Interventionism, isolationism, and protectionism
Political, Economics ·Tuesday May 10, 2011 @ 00:01 EDT (link)
Interventionism is seeing that the guy next door (with the scary Arab name) bought a gun for protection, and killing him and his entire family and burning down his house before he starts something. The important thing to note here is that US interventionism (1) doesn't target only the guilty (i.e., people that have harmed those that want US protection; set aside for a moment that funding for such protection is coerced from US taxpayers), but is very indiscreet about who is killed, and (2) attacks people for opinions, not actions. That is a problem, and naturally provokes hostile responses.
Isolationism brings to mind the guys living self-sufficiently on a compound, wanting nothing to do with the outside world. They don't want to see visitors; they don't want to trade with them; they may be hostile when they show up at the door; they may defend themselves if the visitors try to force their way in. And that is their choice (unless a state is forcing it on them). Very much Japan or China before Western contact was forced on them. In modern politics, it's mostly used as a straw man argument, since nobody wants it. Trade is beneficial to both parties.
Protectionism is indeed an economic measure, as said above, although it can also involve initiation of force to stop trade entirely, rather than initiation of force to extort tariffs from voluntary traders. It tends to harm the vast mass of consumers in that they get an inferior product at a higher price, but it's very good for some local producers (until they go out of business entirely due to overseas businesses eating their lunch; see also "rust belt") and unions, and they tend to lobby for such violence to protect their overpaid and inefficient jobs at the expense of everyone else in the nation.

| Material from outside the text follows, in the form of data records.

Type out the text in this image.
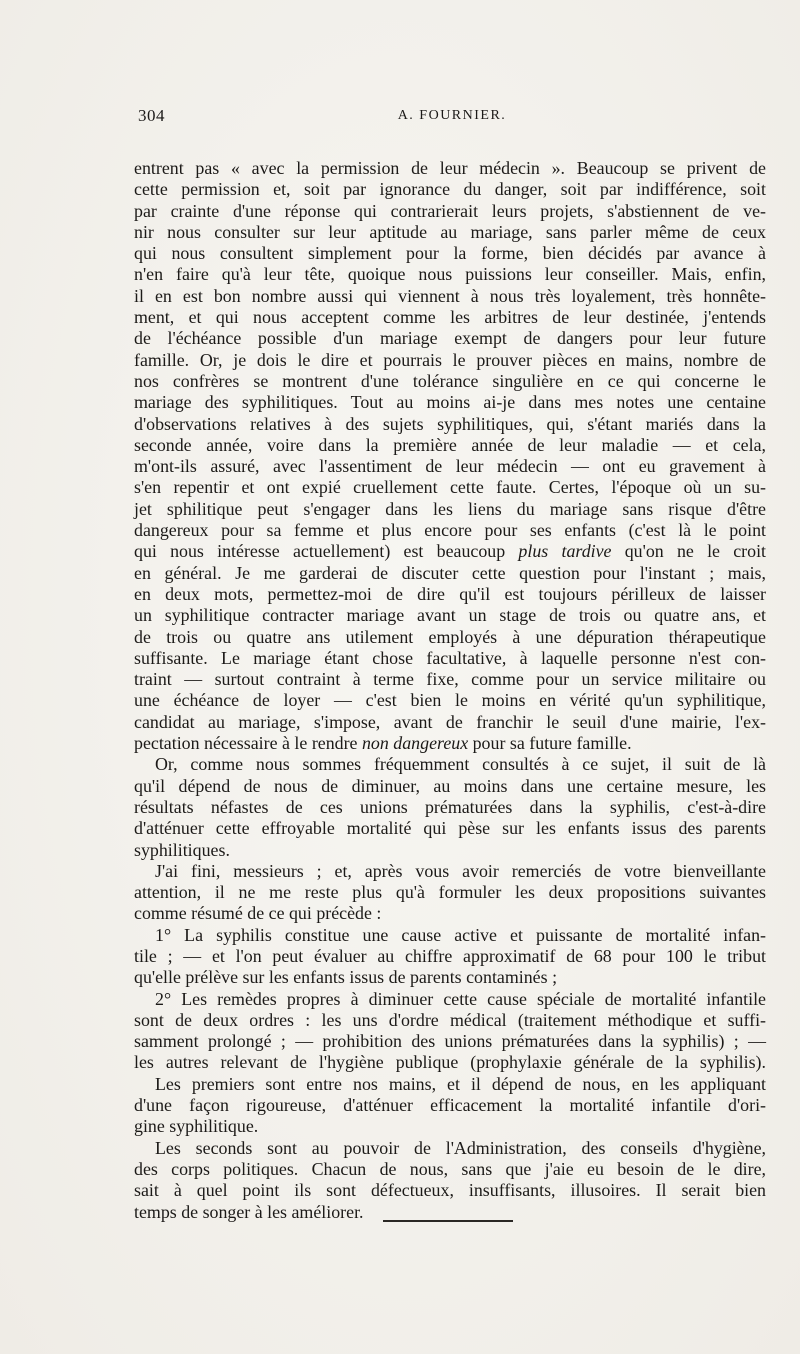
304	A. FOURNIER.
entrent pas « avec la permission de leur médecin ». Beaucoup se privent de
cette permission et, soit par ignorance du danger, soit par indifférence, soit
par crainte d'une réponse qui contrarierait leurs projets, s'abstiennent de ve-
nir nous consulter sur leur aptitude au mariage, sans parler même de ceux
qui nous consultent simplement pour la forme, bien décidés par avance à
n'en faire qu'à leur tête, quoique nous puissions leur conseiller. Mais, enfin,
il en est bon nombre aussi qui viennent à nous très loyalement, très honnête-
ment, et qui nous acceptent comme les arbitres de leur destinée, j'entends
de l'échéance possible d'un mariage exempt de dangers pour leur future
famille. Or, je dois le dire et pourrais le prouver pièces en mains, nombre de
nos confrères se montrent d'une tolérance singulière en ce qui concerne le
mariage des syphilitiques. Tout au moins ai-je dans mes notes une centaine
d'observations relatives à des sujets syphilitiques, qui, s'étant mariés dans la
seconde année, voire dans la première année de leur maladie — et cela,
m'ont-ils assuré, avec l'assentiment de leur médecin — ont eu gravement à
s'en repentir et ont expié cruellement cette faute. Certes, l'époque où un su-
jet sphilitique peut s'engager dans les liens du mariage sans risque d'être
dangereux pour sa femme et plus encore pour ses enfants (c'est là le point
qui nous intéresse actuellement) est beaucoup plus tardive qu'on ne le croit
en général. Je me garderai de discuter cette question pour l'instant ; mais,
en deux mots, permettez-moi de dire qu'il est toujours périlleux de laisser
un syphilitique contracter mariage avant un stage de trois ou quatre ans, et
de trois ou quatre ans utilement employés à une dépuration thérapeutique
suffisante. Le mariage étant chose facultative, à laquelle personne n'est con-
traint — surtout contraint à terme fixe, comme pour un service militaire ou
une échéance de loyer — c'est bien le moins en vérité qu'un syphilitique,
candidat au mariage, s'impose, avant de franchir le seuil d'une mairie, l'ex-
pectation nécessaire à le rendre non dangereux pour sa future famille.
Or, comme nous sommes fréquemment consultés à ce sujet, il suit de là
qu'il dépend de nous de diminuer, au moins dans une certaine mesure, les
résultats néfastes de ces unions prématurées dans la syphilis, c'est-à-dire
d'atténuer cette effroyable mortalité qui pèse sur les enfants issus des parents
syphilitiques.
J'ai fini, messieurs ; et, après vous avoir remerciés de votre bienveillante
attention, il ne me reste plus qu'à formuler les deux propositions suivantes
comme résumé de ce qui précède :
1° La syphilis constitue une cause active et puissante de mortalité infan-
tile ; — et l'on peut évaluer au chiffre approximatif de 68 pour 100 le tribut
qu'elle prélève sur les enfants issus de parents contaminés ;
2° Les remèdes propres à diminuer cette cause spéciale de mortalité infantile
sont de deux ordres : les uns d'ordre médical (traitement méthodique et suffi-
samment prolongé ; — prohibition des unions prématurées dans la syphilis) ; —
les autres relevant de l'hygiène publique (prophylaxie générale de la syphilis).
Les premiers sont entre nos mains, et il dépend de nous, en les appliquant
d'une façon rigoureuse, d'atténuer efficacement la mortalité infantile d'ori-
gine syphilitique.
Les seconds sont au pouvoir de l'Administration, des conseils d'hygiène,
des corps politiques. Chacun de nous, sans que j'aie eu besoin de le dire,
sait à quel point ils sont défectueux, insuffisants, illusoires. Il serait bien
temps de songer à les améliorer.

Now we can get to non-interventionism: it is the idea that people should only fight in self-defense (imminent threat or actual harm, not mere potential): if the neighbor buys a gun, keep an eye on him all you like, but don't shoot first unless he points it at you. It is the idea that trade (including tourism and immigration) is beneficial (due to the economic concept of comparative advantage) and should not be interfered with (oppose: isolationism, which would oppose trade). Since protectionism is intervention, in general non-interventionists would oppose it, too.